Anonymous wrote:It's tough. I honestly don't know if my son's school is like this, but I worked at a nearby elementary and it was much like you describe. And yes, it was depressing at times. I have volunteered at my son's school and they were able to sit and listen to a story, and I haven't seen too much chaos at lunch time, but who knows.
When I was growing up... I think I seem to remember there were always THOSE problem kids. Usually kids who had severe issues or were thought to be medicated due to hyperactivity, but they were a handful of kids in the entire school and everybody knew who they were. The behavior issues seem much more widespread now, unless that's just my nostalgia.
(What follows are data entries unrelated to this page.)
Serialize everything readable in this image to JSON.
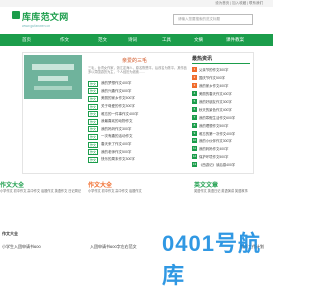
{
  "topbar": {
    "links": "设为首页 | 加入收藏 | 联系我们"
  },
  "logo": {
    "title": "库库范文网",
    "url": "www.gufanwen.cn"
  },
  "search": {
    "placeholder": "请输入您要搜索的范文标题"
  },
  "nav": [
    "首页",
    "作文",
    "范文",
    "诗词",
    "工具",
    "文摘",
    "课件教案"
  ],
  "featured": {
    "title": "亲爱的三毛",
    "desc": "三毛，台湾女作家，浙江定海人，原名陈懋平。后改名为陈平。其作品多以异国游历为主，个人经历为线索……"
  },
  "articles": [
    {
      "tag": "作文",
      "title": "我的梦想作文400字"
    },
    {
      "tag": "作文",
      "title": "我的兴趣作文600字"
    },
    {
      "tag": "作文",
      "title": "美丽的家乡作文500字"
    },
    {
      "tag": "作文",
      "title": "关于母爱的作文300字"
    },
    {
      "tag": "作文",
      "title": "难忘的一件事作文400字"
    },
    {
      "tag": "作文",
      "title": "我最喜欢的动物作文"
    },
    {
      "tag": "作文",
      "title": "我的妈妈作文300字"
    },
    {
      "tag": "作文",
      "title": "一次有趣的活动作文"
    },
    {
      "tag": "作文",
      "title": "春天来了作文400字"
    },
    {
      "tag": "作文",
      "title": "我的老师作文500字"
    },
    {
      "tag": "作文",
      "title": "快乐的周末作文300字"
    }
  ],
  "side": {
    "title": "最热资讯",
    "items": [
      "父亲节的作文300字",
      "国庆节作文500字",
      "我的家乡作文400字",
      "美丽的春天作文400字",
      "我的好朋友作文300字",
      "秋天的景色作文400字",
      "我的寒假生活作文600字",
      "我的理想作文500字",
      "难忘的第一次作文400字",
      "我的小伙伴作文300字",
      "我的妈妈作文400字",
      "保护环境作文500字",
      "《西游记》读后感400字"
    ]
  },
  "categories": [
    {
      "label": "作文大全",
      "color": "#1b9d4b",
      "links": [
        "小学作文",
        "初中作文",
        "高中作文",
        "话题作文",
        "英语作文",
        "日记周记"
      ]
    },
    {
      "label": "作文大全",
      "color": "#f06b2b",
      "links": [
        "小学作文",
        "初中作文",
        "高中作文",
        "话题作文"
      ]
    },
    {
      "label": "英文文章",
      "color": "#1b9d4b",
      "links": [
        "英语作文",
        "英语日记",
        "英语演讲",
        "英语故事"
      ]
    }
  ],
  "bottom": {
    "col1_title": "作文大全",
    "col1_item": "小学生入团申请书600",
    "col2_item": "入团申请书600字左右范文",
    "col3_item": "教师工作计划"
  },
  "watermark": "0401号航库"
}
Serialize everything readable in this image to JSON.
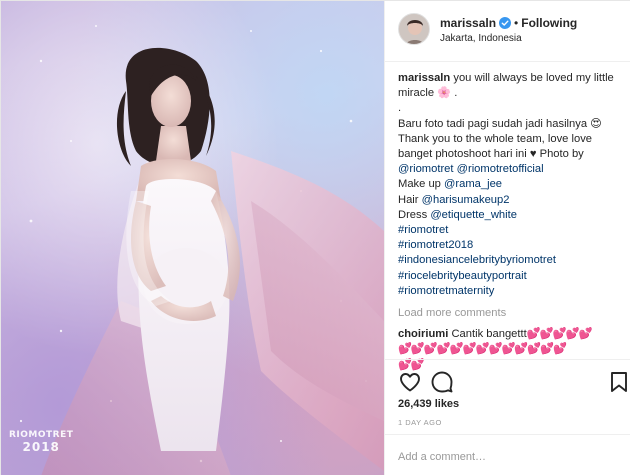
{
  "post": {
    "image_alt": "Pregnant woman in white dress with flowing pink tulle on a starry pastel background",
    "watermark": {
      "line1": "RIOMOTRET",
      "line2": "2018"
    }
  },
  "header": {
    "username": "marissaln",
    "separator": "•",
    "follow_label": "Following",
    "location": "Jakarta, Indonesia"
  },
  "caption": {
    "username": "marissaln",
    "lines": [
      "you will always be loved my little",
      "miracle 🌸 .",
      ".",
      "Baru foto tadi pagi sudah jadi hasilnya 😍",
      "Thank you to the whole team, love love",
      "banget photoshoot hari ini ♥ Photo by"
    ],
    "mentions_line": [
      "@riomotret",
      "@riomotretofficial"
    ],
    "makeup": {
      "label": "Make up ",
      "tag": "@rama_jee"
    },
    "hair": {
      "label": "Hair ",
      "tag": "@harisumakeup2"
    },
    "dress": {
      "label": "Dress ",
      "tag": "@etiquette_white"
    },
    "hashtags": [
      "#riomotret",
      "#riomotret2018",
      "#indonesiancelebritybyriomotret",
      "#riocelebritybeautyportrait",
      "#riomotretmaternity"
    ]
  },
  "load_more": "Load more comments",
  "comment": {
    "username": "choiriumi",
    "text": "Cantik bangettt",
    "hearts_line1": "💕💕💕💕💕",
    "hearts_line2": "💕💕💕💕💕💕💕💕💕💕💕💕💕",
    "hearts_line3": "💕💕"
  },
  "actions": {
    "likes": "26,439 likes",
    "time": "1 DAY AGO",
    "icons": [
      "heart-icon",
      "comment-icon",
      "bookmark-icon"
    ]
  },
  "add_comment": {
    "placeholder": "Add a comment…"
  },
  "colors": {
    "link": "#003569",
    "muted": "#999999",
    "verified": "#3897f0",
    "text": "#262626"
  }
}
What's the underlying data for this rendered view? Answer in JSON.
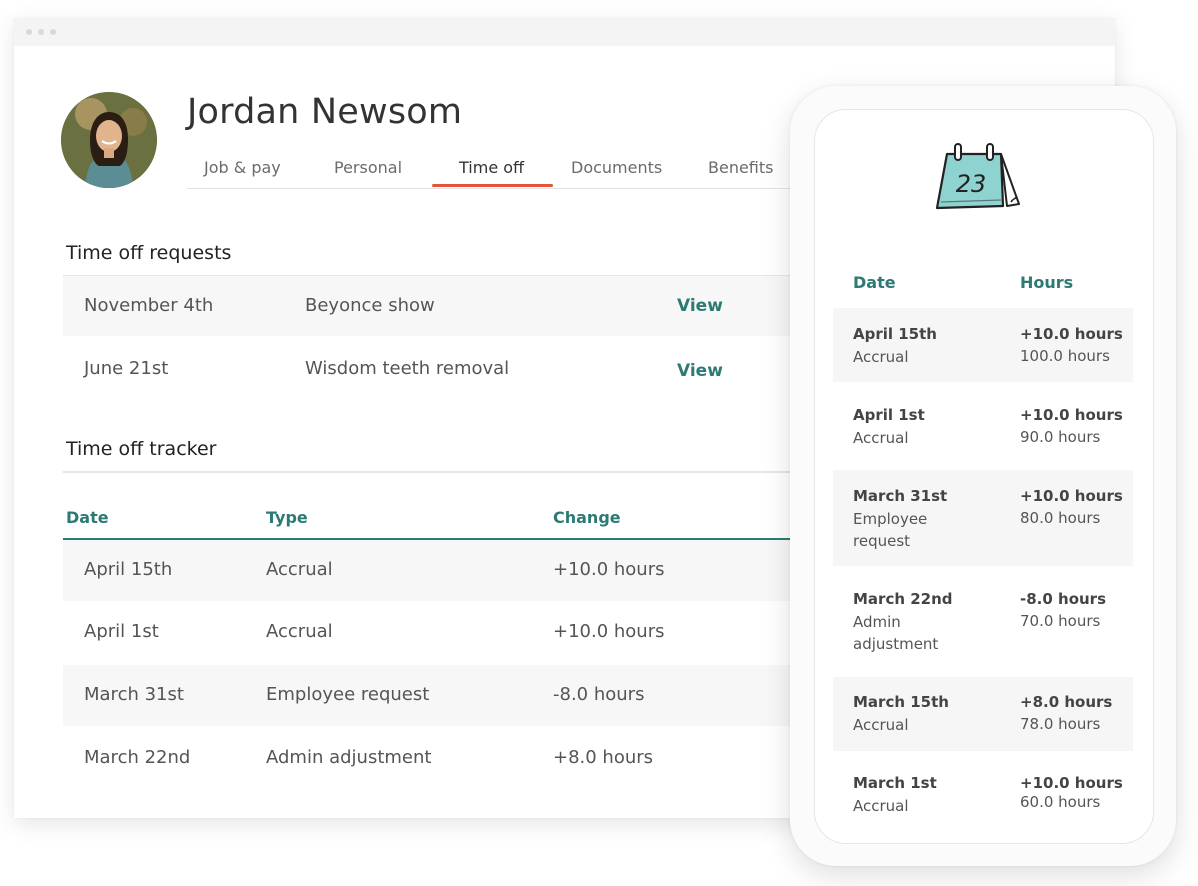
{
  "employee": {
    "name": "Jordan Newsom"
  },
  "tabs": [
    {
      "label": "Job & pay"
    },
    {
      "label": "Personal"
    },
    {
      "label": "Time off"
    },
    {
      "label": "Documents"
    },
    {
      "label": "Benefits"
    }
  ],
  "active_tab": "Time off",
  "requests": {
    "title": "Time off requests",
    "rows": [
      {
        "date": "November 4th",
        "reason": "Beyonce show",
        "action": "View"
      },
      {
        "date": "June 21st",
        "reason": "Wisdom teeth removal",
        "action": "View"
      }
    ]
  },
  "tracker": {
    "title": "Time off tracker",
    "headers": {
      "date": "Date",
      "type": "Type",
      "change": "Change"
    },
    "rows": [
      {
        "date": "April 15th",
        "type": "Accrual",
        "change": "+10.0 hours"
      },
      {
        "date": "April 1st",
        "type": "Accrual",
        "change": "+10.0 hours"
      },
      {
        "date": "March 31st",
        "type": "Employee request",
        "change": "-8.0 hours"
      },
      {
        "date": "March 22nd",
        "type": "Admin adjustment",
        "change": "+8.0 hours"
      }
    ]
  },
  "mobile": {
    "calendar_day": "23",
    "headers": {
      "date": "Date",
      "hours": "Hours"
    },
    "rows": [
      {
        "date": "April 15th",
        "type": "Accrual",
        "change": "+10.0 hours",
        "total": "100.0 hours"
      },
      {
        "date": "April 1st",
        "type": "Accrual",
        "change": "+10.0 hours",
        "total": "90.0 hours"
      },
      {
        "date": "March 31st",
        "type": "Employee request",
        "change": "+10.0 hours",
        "total": "80.0 hours"
      },
      {
        "date": "March 22nd",
        "type": "Admin adjustment",
        "change": "-8.0 hours",
        "total": "70.0 hours"
      },
      {
        "date": "March 15th",
        "type": "Accrual",
        "change": "+8.0 hours",
        "total": "78.0 hours"
      },
      {
        "date": "March 1st",
        "type": "Accrual",
        "change": "+10.0 hours",
        "total": "60.0 hours"
      }
    ]
  },
  "colors": {
    "accent_teal": "#2c7a73",
    "tab_underline": "#e2553d",
    "calendar_fill": "#8fd3d0"
  },
  "icons": {
    "calendar": "calendar-icon"
  }
}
Yes. No idea what happened. I went to a decent public school district K-12 and I cannot recall anyone swearing at the teachers, throwing things, being destructive, fighting frequently or any of the out of control behaviour that is happening in most public schools now. In high school the worst that happened was kids loitering in the halls, trying to sneak out of school early once they could drive, sleeping in class. There was maybe one fight I remember hearing about. I never witnessed one, that is for sure. Even the “bad” kids (which were only a handful) weren’t really that bad at all by today’s standards.
OP, you have to get her out of public school. We are atheist and I’d put my child in a catholic private school if that was the only option to get her away from this. Our public schools are like yours. No one am I going to have my child in a class like that and have those bad behaviours normalized. No child should have to learn in that environment. We did private K-6 with little no behavioural issues that I witnessed or heard about. My kids went back to public for middle school on, but they were mature, well behaved, and able to distinguish that a lot of kids have problems. They ignore the bad behaviour, find the kids that are like-minded, and carry on. Plus at middle level and up, classes start to separate by academic abilities. Generally, the honors and AP classes have fewer trouble makers.